En 1851, Arthur Schopenhauer publie un pamphlet intitulé Contre la philosophie universitaire dans lequel il se dresse contre l’enseignement de la philosophie tel qu’il se pratique à l’université : théorique et abstrait.

Ce n’est pas la première fois que le philosophe allemand critique ce qu’est devenue la philosophie, elle n’est plus dit-il « comme chez les Grecs exercée comme un art privé, elle a une existence officielle qui concerne donc le public, elle est principalement ou exclusivement au service de l’État ».

Arthur Schopenhauer, philosophe allemand (1788-1860). Wikimedia

Nous pouvons nous demander si l’État, dans notre espace contemporain, ne serait pas remplacé par les entreprises et s’il ne faudrait pas être « Contre la philosophie d’entreprise ». En effet, la présence de la « philosophie » dans les organisations ne cesse de s’accroître depuis une dizaine années. Et il n’est pas rare de voir des philosophes conclurent des séminaires, de voir fleurir des « agences de philosophie » ou de constater des propositions de « consultations philosophiques en entreprise ».
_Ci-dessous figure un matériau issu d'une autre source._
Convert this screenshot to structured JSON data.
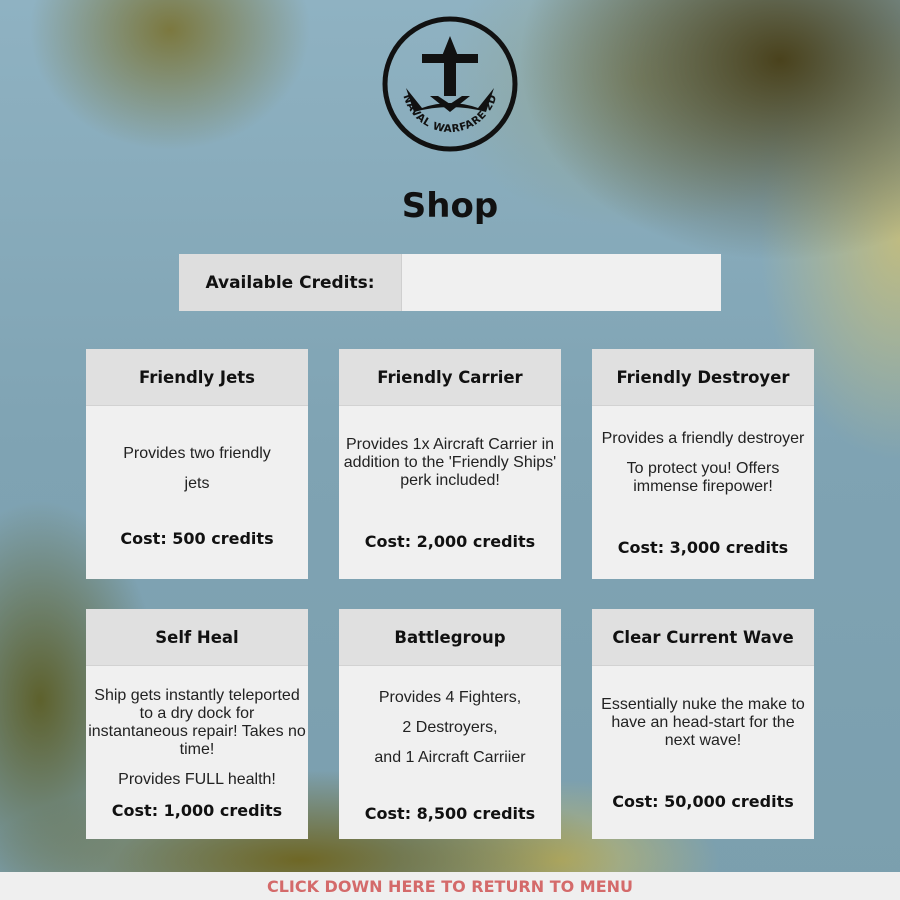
{
  "logo": {
    "text": "NAVAL WARFARE 2D"
  },
  "page_title": "Shop",
  "credits": {
    "label": "Available Credits:",
    "value": ""
  },
  "cards": [
    {
      "title": "Friendly Jets",
      "desc": [
        "Provides two friendly",
        "jets"
      ],
      "cost": "Cost: 500 credits"
    },
    {
      "title": "Friendly Carrier",
      "desc": [
        "Provides 1x Aircraft Carrier in addition to the 'Friendly Ships' perk included!"
      ],
      "cost": "Cost: 2,000 credits"
    },
    {
      "title": "Friendly Destroyer",
      "desc": [
        "Provides a friendly destroyer",
        "To protect you! Offers immense firepower!"
      ],
      "cost": "Cost: 3,000 credits"
    },
    {
      "title": "Self Heal",
      "desc": [
        "Ship gets instantly teleported to a dry dock for instantaneous repair! Takes no time!",
        "Provides FULL health!"
      ],
      "cost": "Cost: 1,000 credits"
    },
    {
      "title": "Battlegroup",
      "desc": [
        "Provides 4 Fighters,",
        "2 Destroyers,",
        "and 1 Aircraft Carriier"
      ],
      "cost": "Cost: 8,500  credits"
    },
    {
      "title": "Clear Current Wave",
      "desc": [
        "Essentially nuke the make to have an head-start for the next wave!"
      ],
      "cost": "Cost: 50,000 credits"
    }
  ],
  "footer": {
    "label": "CLICK DOWN HERE TO RETURN TO MENU"
  }
}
La philosophie, avant tout un mode de vie

Si Schopenhauer critique avec virulence la philosophie universitaire c’est parce qu’elle ne représente plus un mode de vie tel que les philosophes antiques l’avaient dessinée, qu’ils soient stoïciens, épicuriens ou encore cyniques.

À cette période en effet les vrais philosophes étaient ceux qui mettaient en cohérence leur parole de sagesse en acte. De nombreuses critiques s’élevaient alors contre ceux qui ne s’occupaient pas de la formation éthique de leurs disciples et ne s’engageaient pas réellement dans un mode de vie philosophique.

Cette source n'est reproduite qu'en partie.